Output in the hydrocarbon sector, which accounts for almost a third of Bahrain’s roughly $28 billion economy, fell 7.7 percent quarter-on-quarter during April-June after a 13.9 percent slide in the previous quarter, the data showed.
But other sectors directly dependent on investor confidence also slowed. Financial corporations’ output decreased 1.2 percent, worse than a 0.4 percent fall in the first quarter. The construction sector shrank 0.7 percent quarter-on-quarter after a 10.2 percent jump in January-March.
“Real growth was expected to be strong in the second quarter of 2012,” noted Monica Malik, chief economist at investment bank EFG-Hermes in Dubai.

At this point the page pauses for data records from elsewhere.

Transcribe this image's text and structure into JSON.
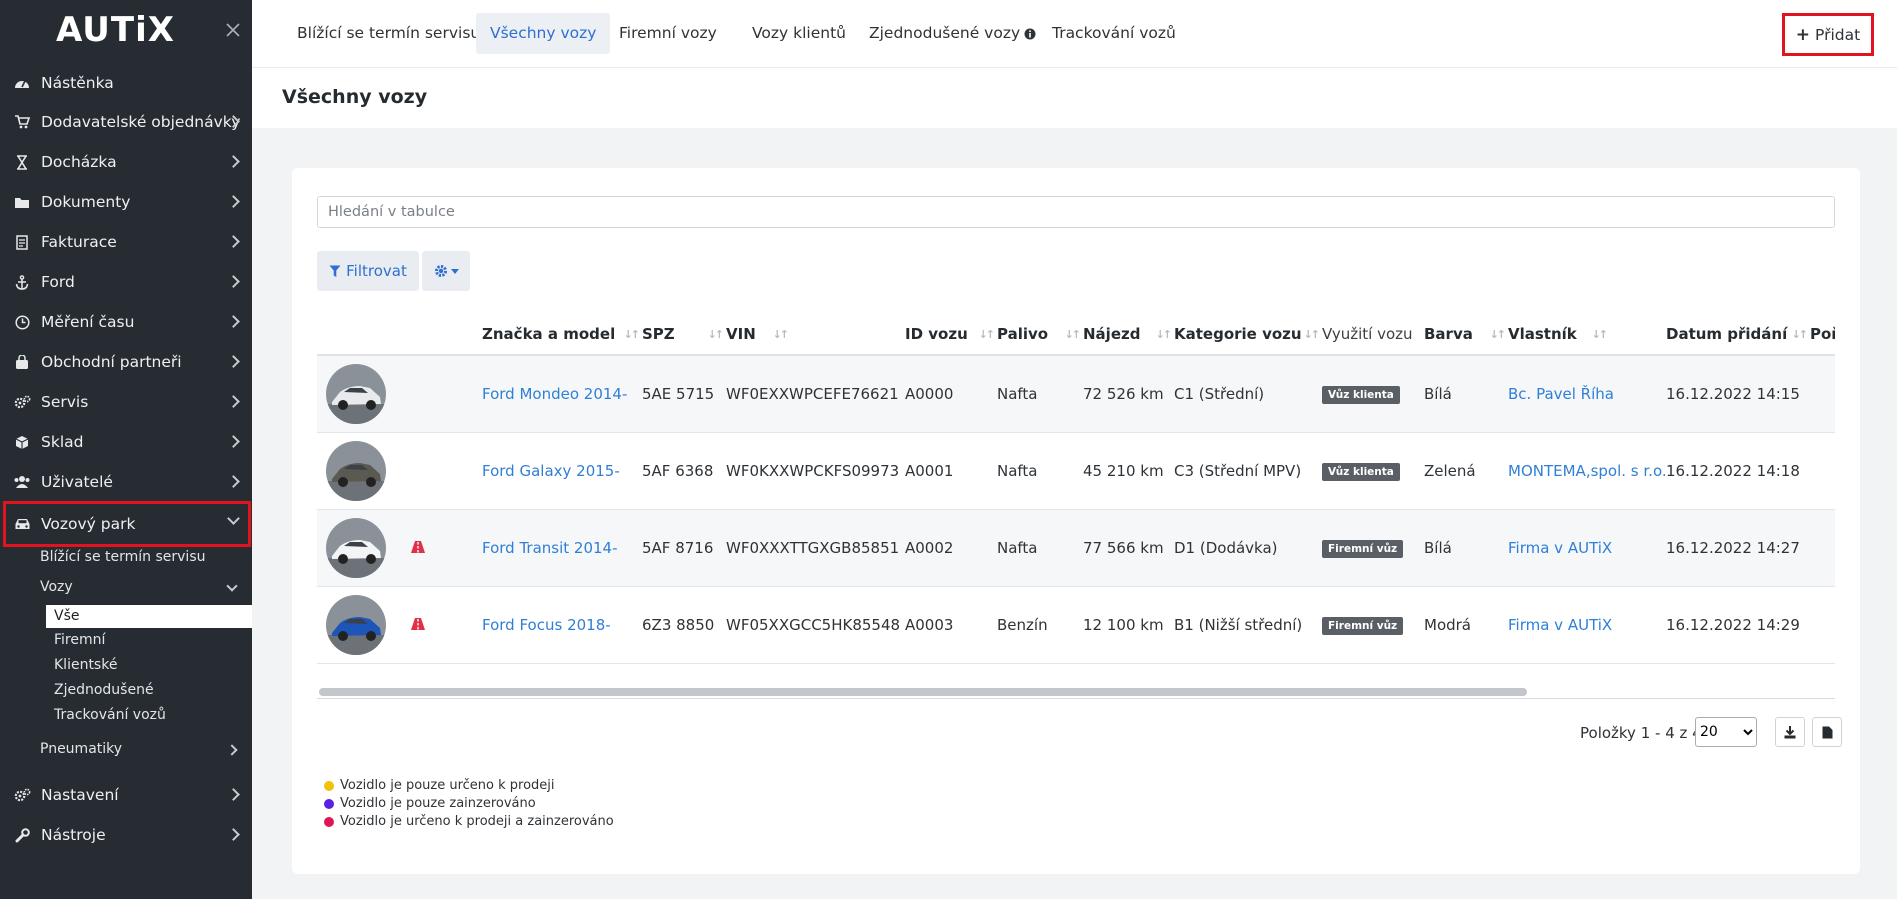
{
  "app": {
    "logo": "AUTiX"
  },
  "sidebar": {
    "items": [
      {
        "label": "Nástěnka",
        "icon": "dashboard-icon"
      },
      {
        "label": "Dodavatelské objednávky",
        "icon": "cart-icon"
      },
      {
        "label": "Docházka",
        "icon": "hourglass-icon"
      },
      {
        "label": "Dokumenty",
        "icon": "folder-icon"
      },
      {
        "label": "Fakturace",
        "icon": "invoice-icon"
      },
      {
        "label": "Ford",
        "icon": "anchor-icon"
      },
      {
        "label": "Měření času",
        "icon": "clock-icon"
      },
      {
        "label": "Obchodní partneři",
        "icon": "partners-icon"
      },
      {
        "label": "Servis",
        "icon": "cogs-icon"
      },
      {
        "label": "Sklad",
        "icon": "cubes-icon"
      },
      {
        "label": "Uživatelé",
        "icon": "users-icon"
      },
      {
        "label": "Vozový park",
        "icon": "car-icon"
      },
      {
        "label": "Nastavení",
        "icon": "cogs-icon"
      },
      {
        "label": "Nástroje",
        "icon": "wrench-icon"
      }
    ],
    "sub": {
      "upcoming": "Blížící se termín servisu",
      "cars": "Vozy",
      "all": "Vše",
      "company": "Firemní",
      "client": "Klientské",
      "simplified": "Zjednodušené",
      "tracking": "Trackování vozů",
      "tires": "Pneumatiky"
    }
  },
  "tabs": [
    "Blížící se termín servisu",
    "Všechny vozy",
    "Firemní vozy",
    "Vozy klientů",
    "Zjednodušené vozy",
    "Trackování vozů"
  ],
  "add_button": "Přidat",
  "page_title": "Všechny vozy",
  "search_placeholder": "Hledání v tabulce",
  "filter_label": "Filtrovat",
  "table": {
    "headers": [
      "Značka a model",
      "SPZ",
      "VIN",
      "ID vozu",
      "Palivo",
      "Nájezd",
      "Kategorie vozu",
      "Využití vozu",
      "Barva",
      "Vlastník",
      "Datum přidání",
      "Poř"
    ],
    "rows": [
      {
        "model": "Ford Mondeo 2014-",
        "spz": "5AE 5715",
        "vin": "WF0EXXWPCEFE76621",
        "id": "A0000",
        "fuel": "Nafta",
        "mileage": "72 526 km",
        "category": "C1 (Střední)",
        "usage": "Vůz klienta",
        "color": "Bílá",
        "owner": "Bc. Pavel Říha",
        "date": "16.12.2022 14:15",
        "car_color": "#e9eaec"
      },
      {
        "model": "Ford Galaxy 2015-",
        "spz": "5AF 6368",
        "vin": "WF0KXXWPCKFS09973",
        "id": "A0001",
        "fuel": "Nafta",
        "mileage": "45 210 km",
        "category": "C3 (Střední MPV)",
        "usage": "Vůz klienta",
        "color": "Zelená",
        "owner": "MONTEMA,spol. s r.o.",
        "date": "16.12.2022 14:18",
        "car_color": "#5b5a52"
      },
      {
        "model": "Ford Transit 2014-",
        "spz": "5AF 8716",
        "vin": "WF0XXXTTGXGB85851",
        "id": "A0002",
        "fuel": "Nafta",
        "mileage": "77 566 km",
        "category": "D1 (Dodávka)",
        "usage": "Firemní vůz",
        "color": "Bílá",
        "owner": "Firma v AUTiX",
        "date": "16.12.2022 14:27",
        "car_color": "#f2f4f6"
      },
      {
        "model": "Ford Focus 2018-",
        "spz": "6Z3 8850",
        "vin": "WF05XXGCC5HK85548",
        "id": "A0003",
        "fuel": "Benzín",
        "mileage": "12 100 km",
        "category": "B1 (Nižší střední)",
        "usage": "Firemní vůz",
        "color": "Modrá",
        "owner": "Firma v AUTiX",
        "date": "16.12.2022 14:29",
        "car_color": "#1d56b8"
      }
    ]
  },
  "pager": {
    "text": "Položky 1 - 4 z 4",
    "page_size": "20"
  },
  "legend": [
    {
      "text": "Vozidlo je pouze určeno k prodeji",
      "color": "#f2c10a"
    },
    {
      "text": "Vozidlo je pouze zainzerováno",
      "color": "#5a21e0"
    },
    {
      "text": "Vozidlo je určeno k prodeji a zainzerováno",
      "color": "#e01555"
    }
  ]
}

“We do see the overall economic activity improving with increased investment and government spending, although we expect the rate to slow in the second half of 2012.”
In announcing the data on Sunday, the statistics office made large revisions to GDP figures for last year; for example, the 6.6 percent drop in the first quarter of 2011 was previously recorded as a fall of just 1.7 percent.
The revisions put Bahrain’s GDP growth for all of 2011 at 1.9 percent, down from the previously announced 2.2 percent, according to a Reuters calculation based on the official data. Statistics officials were not available to explain the changes.
The 2011 performance was the worst since a 0.3 percent contraction in 1994, when global oil prices fell to $13 per barrel. They are currently around $115.
Heavy government spending has helped to offset weaker private sector confidence since the uprising. The government plans to spend a record $9.8 billion in 2012 after boosting its original plan by nearly 19 percent last September.
Analysts polled by Reuters in July forecast Bahrain’s GDP growth would improve to 3.0 percent in 2012.